Nanaimo Info Blog October 30/2012
Note the 'Big One' was the bogeyman we needed to deal with!
Earthquake Could Cause Dam To Fail
Should We Mitigate Against All Possible Calamity?
Can We Mitigate Against All Possible Calamity?
I suspect the incident in Oliver about two summers ago where the failure of a private dam caused a mudslide and the loss of six homes resulted in another over reaction from the mandarins that haunt the halls in Victoria and around the province.
This stepped up vigilance surrounding the safety of dams in the province has likely resulted in the verdict by a branch of government that the dams in Colliery Park need to be removed as they could, possibly, maybe fail in the event of a significant earthquake. Not unlike the verdict we need to spend $72 million to treat water that is currently deemed by the city to be equal to commercially filtered bottled water. Both these dams, and our drinking water have 100+ years of history which don't seem to matter when those tasked with public safety think they can guard against all possible calamity. After all, if they weren't making all these important decisions, what would they be doing? Flipping burgers?
Just how large does this earthquake have to be to cause these dams to fail? What kind of damage would that level of quake cause to the other dams in the water supply system. The water mains and reservoirs etc. etc. are likely to be a complete disaster in the event of the BIG ONE everyone seems so afraid of. To say nothing of all the buildings in Nanaimo that would be reduced to rubble if a quake of that magnitude should occur.
Remember a little while ago, city staff hauled out the 'seismic event' chestnut and pointed to the extreme hazardous condition of the 75 year old city annex. Of course when public safety is the issue how can we quibble about the cost?
Well, what about ALL the other civic buildings that will never survive this much feared earthquake, or the schools where our most precious citizens spend their days?

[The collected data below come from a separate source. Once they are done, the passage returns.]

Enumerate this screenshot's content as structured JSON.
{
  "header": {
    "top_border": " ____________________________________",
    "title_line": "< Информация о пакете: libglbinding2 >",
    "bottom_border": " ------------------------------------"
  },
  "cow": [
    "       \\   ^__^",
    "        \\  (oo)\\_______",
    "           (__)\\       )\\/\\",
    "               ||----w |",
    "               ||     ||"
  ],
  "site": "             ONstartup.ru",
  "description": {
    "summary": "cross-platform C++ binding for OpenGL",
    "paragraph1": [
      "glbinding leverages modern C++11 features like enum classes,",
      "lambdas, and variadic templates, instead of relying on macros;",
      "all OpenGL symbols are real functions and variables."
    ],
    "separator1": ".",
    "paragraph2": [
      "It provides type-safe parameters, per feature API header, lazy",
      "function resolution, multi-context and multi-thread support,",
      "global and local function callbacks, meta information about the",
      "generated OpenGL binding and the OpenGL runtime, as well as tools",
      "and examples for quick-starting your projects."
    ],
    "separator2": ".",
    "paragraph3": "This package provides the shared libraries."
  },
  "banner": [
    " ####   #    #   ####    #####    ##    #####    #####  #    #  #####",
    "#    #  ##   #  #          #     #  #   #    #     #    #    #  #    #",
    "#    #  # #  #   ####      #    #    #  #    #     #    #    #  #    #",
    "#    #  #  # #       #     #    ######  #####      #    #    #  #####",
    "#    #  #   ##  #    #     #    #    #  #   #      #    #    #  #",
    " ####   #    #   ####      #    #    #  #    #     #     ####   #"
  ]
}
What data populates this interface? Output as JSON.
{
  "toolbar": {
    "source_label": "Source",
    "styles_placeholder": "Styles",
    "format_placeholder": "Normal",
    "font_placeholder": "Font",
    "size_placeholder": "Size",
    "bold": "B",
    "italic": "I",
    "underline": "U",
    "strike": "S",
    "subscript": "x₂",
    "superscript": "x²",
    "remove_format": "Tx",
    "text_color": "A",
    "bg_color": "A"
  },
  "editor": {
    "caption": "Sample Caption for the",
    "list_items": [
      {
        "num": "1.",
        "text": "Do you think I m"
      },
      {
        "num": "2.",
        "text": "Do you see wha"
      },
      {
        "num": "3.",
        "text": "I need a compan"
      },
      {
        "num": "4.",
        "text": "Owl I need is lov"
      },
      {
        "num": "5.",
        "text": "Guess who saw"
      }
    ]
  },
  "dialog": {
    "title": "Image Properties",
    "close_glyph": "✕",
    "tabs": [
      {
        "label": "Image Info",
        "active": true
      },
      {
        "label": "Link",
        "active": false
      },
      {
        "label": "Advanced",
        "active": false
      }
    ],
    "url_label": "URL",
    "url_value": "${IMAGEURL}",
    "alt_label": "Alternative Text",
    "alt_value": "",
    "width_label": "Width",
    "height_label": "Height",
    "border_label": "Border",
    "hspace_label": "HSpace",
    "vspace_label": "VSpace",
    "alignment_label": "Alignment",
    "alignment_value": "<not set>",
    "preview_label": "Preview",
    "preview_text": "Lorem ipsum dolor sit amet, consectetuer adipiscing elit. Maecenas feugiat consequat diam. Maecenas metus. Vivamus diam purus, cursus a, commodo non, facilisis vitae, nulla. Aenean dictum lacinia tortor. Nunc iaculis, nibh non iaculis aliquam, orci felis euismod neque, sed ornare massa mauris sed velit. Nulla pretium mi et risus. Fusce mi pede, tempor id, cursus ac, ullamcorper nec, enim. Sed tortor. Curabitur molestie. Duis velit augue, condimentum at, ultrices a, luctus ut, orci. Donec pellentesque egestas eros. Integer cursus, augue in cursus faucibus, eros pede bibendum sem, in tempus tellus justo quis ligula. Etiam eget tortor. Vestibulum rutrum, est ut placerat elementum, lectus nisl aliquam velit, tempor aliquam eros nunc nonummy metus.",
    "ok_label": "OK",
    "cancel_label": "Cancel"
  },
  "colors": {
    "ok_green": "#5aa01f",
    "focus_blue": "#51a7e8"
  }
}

There is no real consistency and the reason of course is that it is virtually impossible to retrofit all civic buildings to the current seismic code, which incidentally means very little in the event of the 9 or 10 BIG ONE we are always told about coming sooner or later.

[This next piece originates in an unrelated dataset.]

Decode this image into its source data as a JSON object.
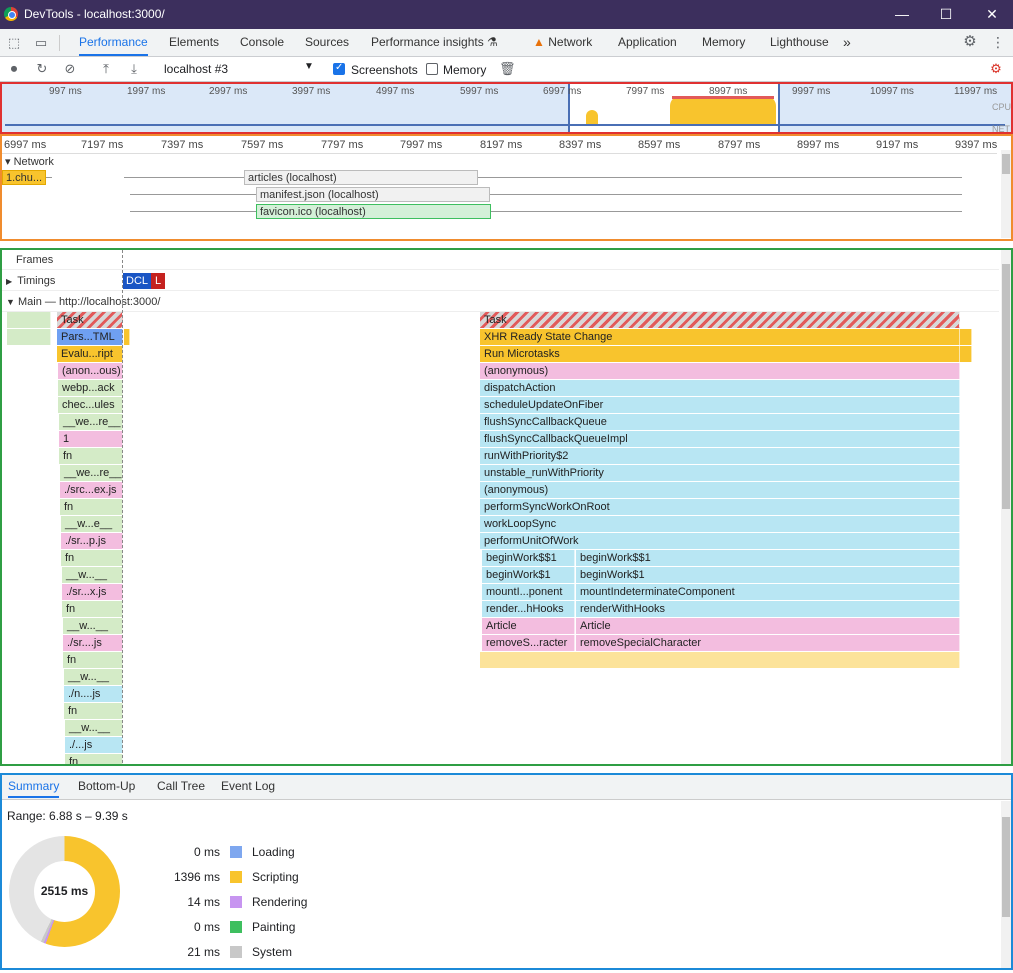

Is this a necessary decision that really has to be made, or just another example of bureaucracies having to justify their existence by appearing to do something?
Nanaimo Info Blog November 9/2012
A steady stream of Harewood residents filed into the Harewood Activity Centre on 4th Street to see what the city has planned for the demolition of the two dams and the restoration of the Chase River Creek bed.
When I arrived at 4:00 pm there were no parking spots in the lot and it remained that way for the two hours I was in attendance. The display consisted mainly of the same graphics which appear on the city website except they are blown up into poster size for display purposes.
Many city staff were present to answer questions but the general din of the room made it near impossible to hear how concerns and questions were being dealt with.
Of the people I spoke with I would say they were split about 50/50 when it comes to being convinced this is the right move for their area with some questioning the need to remove the dams altogether. There was more than one person speculating that the real reason for emptying the dams was to enable future development of the land through that area.
A general distrust for what they were being told is a common theme. Even those who felt in the interest of public safety removing the dams was the thing to do, many were still not convinced the danger was as real as presented by staff.
Several people who claim to know the area feel that once the dams are gone there is going to be a very ugly, deep ravine exposed which will in no way resemble the park they have all come to enjoy using over the years. There is nothing to compare with this park in all of Harewood and the loss of it is troubling to many who find it is a free, safe place for their kids to go and just have a good time.
Nanaimo Info Blog Nov. 19/ 2012
John Barsby School
Tuesday, Nov. 20th 7:00 PM
Nanaimo residents are not convinced the city has given enough consideration to the option of upgrading these dams, which apparently was an option presented in the 2010 seismic report done on these dams.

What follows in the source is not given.